India Early Childhood Development

Ashok demonstrates a tiger’s roar in his ECD center in the Raigad district of India’s Maharashtra state.

By Saroj Pattnaik for ChildFund India

Pictures often communicate information more efficiently than words do (hence the famous adage), and that holds true in a small classroom in western India, where children are discovering the alphabet, animals, fruits and vegetables through paintings and pictures.

“Earlier, I could not tell the difference between a cabbage and a cauliflower. Now, I know all the fruits and vegetables that we eat,” says 4-year-old Vaishnavi, one of the 30 children enrolled in an Early Childhood Development (ECD) center in the Raigad district of Maharashtra state, where ChildFund works in 43 rural villages. “Cauliflower is my favorite vegetable, and it contains many vitamins,” she adds.

Vaishnavi’s best friend, Ashok, is more interested in animals, particularly lions. He explains that the lion is the king of the jungle. “You know, a lion won’t kill other animals if it is not hungry,” the preschooler says, recalling a story that his teacher told them the other day.

Shanta Ghatge, a tutor, leads children in acting out a story at an Indian ECD center.

Shanta Ghatge, a tutor, leads children in acting out a story at an Indian ECD center.

According to Dr. Virendra Kulkarni, program manager of PRIDE India, ChildFund’s local partner organization in this area, young children explore visual art with both a creative and a scientific eye.

“Through art, they not only identify objects and concepts clearly, they try to explore everything related to them,” he explains. “Wall paintings are one of the best ways to make children know many things through visual expression. Our role is to provide them with materials and inspiration, then to stand back and let them go.”

Shanta Ghatge, a tutor at the ECD center, agrees: “Wall paintings, posters and other wall decorations not only make the classrooms look great, but they also make learning easy for children and remind them of concepts.

“We cannot just talk all the time in class,” she adds. “Children need to be stimulated in their learning, and we need such wall paintings, posters and other teaching aids to make their learning interesting.”

Ghatge, who has been an ECD teacher in the area for more than 20 years, says she follows a curriculum adopted by ChildFund to teach the preschoolers, and their routine includes examining paintings, writing, singing, storytelling, drawing and painting.

“Although the children like almost all the activities, the most favorite for them has been creating their own art,” Ghatge says. “I often give out drawing sheets and watercolors to them and ask them to make some art. They just love this activity.”

Children need to be stimulated in their learning, and we need such wall paintings, posters and other teaching aids to make their learning interesting.

Research has shown that participating in art, music and storytelling activities helps children develop language, mathematics and social skills. “These essential activities can help the young brain develop to its fullest capacity,” Dr. Kulkarni says. “In all our ECD centers, we use learning methods that are recognized as best practices for preschoolers.
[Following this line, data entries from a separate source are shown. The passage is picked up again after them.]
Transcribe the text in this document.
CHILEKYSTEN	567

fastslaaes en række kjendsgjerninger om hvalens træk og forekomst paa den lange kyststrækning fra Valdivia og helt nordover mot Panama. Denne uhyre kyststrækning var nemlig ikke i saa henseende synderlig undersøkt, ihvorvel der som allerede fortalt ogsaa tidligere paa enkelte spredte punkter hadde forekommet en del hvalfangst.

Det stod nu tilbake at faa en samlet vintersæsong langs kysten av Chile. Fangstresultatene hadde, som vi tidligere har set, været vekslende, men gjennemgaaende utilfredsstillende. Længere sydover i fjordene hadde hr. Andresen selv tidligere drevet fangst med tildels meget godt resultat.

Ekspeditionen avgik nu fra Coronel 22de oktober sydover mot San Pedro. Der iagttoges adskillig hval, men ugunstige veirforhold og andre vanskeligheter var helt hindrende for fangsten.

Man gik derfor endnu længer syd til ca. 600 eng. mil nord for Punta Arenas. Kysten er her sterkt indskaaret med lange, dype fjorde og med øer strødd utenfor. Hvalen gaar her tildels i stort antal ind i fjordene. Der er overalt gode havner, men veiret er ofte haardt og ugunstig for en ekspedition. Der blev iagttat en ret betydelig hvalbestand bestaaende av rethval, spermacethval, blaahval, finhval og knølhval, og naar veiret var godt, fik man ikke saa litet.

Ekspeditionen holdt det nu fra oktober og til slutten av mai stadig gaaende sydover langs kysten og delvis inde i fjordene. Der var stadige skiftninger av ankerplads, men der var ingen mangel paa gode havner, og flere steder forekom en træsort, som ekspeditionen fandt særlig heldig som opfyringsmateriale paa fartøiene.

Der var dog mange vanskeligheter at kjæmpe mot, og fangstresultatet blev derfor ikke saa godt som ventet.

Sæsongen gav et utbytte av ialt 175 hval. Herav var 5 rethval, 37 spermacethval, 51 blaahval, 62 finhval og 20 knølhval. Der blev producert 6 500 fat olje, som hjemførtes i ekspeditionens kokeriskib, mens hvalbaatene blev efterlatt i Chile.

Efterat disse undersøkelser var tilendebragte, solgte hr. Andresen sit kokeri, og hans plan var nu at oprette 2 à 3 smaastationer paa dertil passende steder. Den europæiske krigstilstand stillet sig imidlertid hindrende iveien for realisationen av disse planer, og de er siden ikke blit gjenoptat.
“One of them is using rhythm to help children develop patterning abilities and make relationships between the rhythm, beat and words,” he explains. “There are a lot of local language rhymes that teachers use to improve children’s patterning ability, while toys and other aids are used to improve their motor skills.”

Ghatge points out that the children also have fun in the classroom. “Amidst all this noise, we certainly know one thing: These children are learning while enjoying their childhoods.”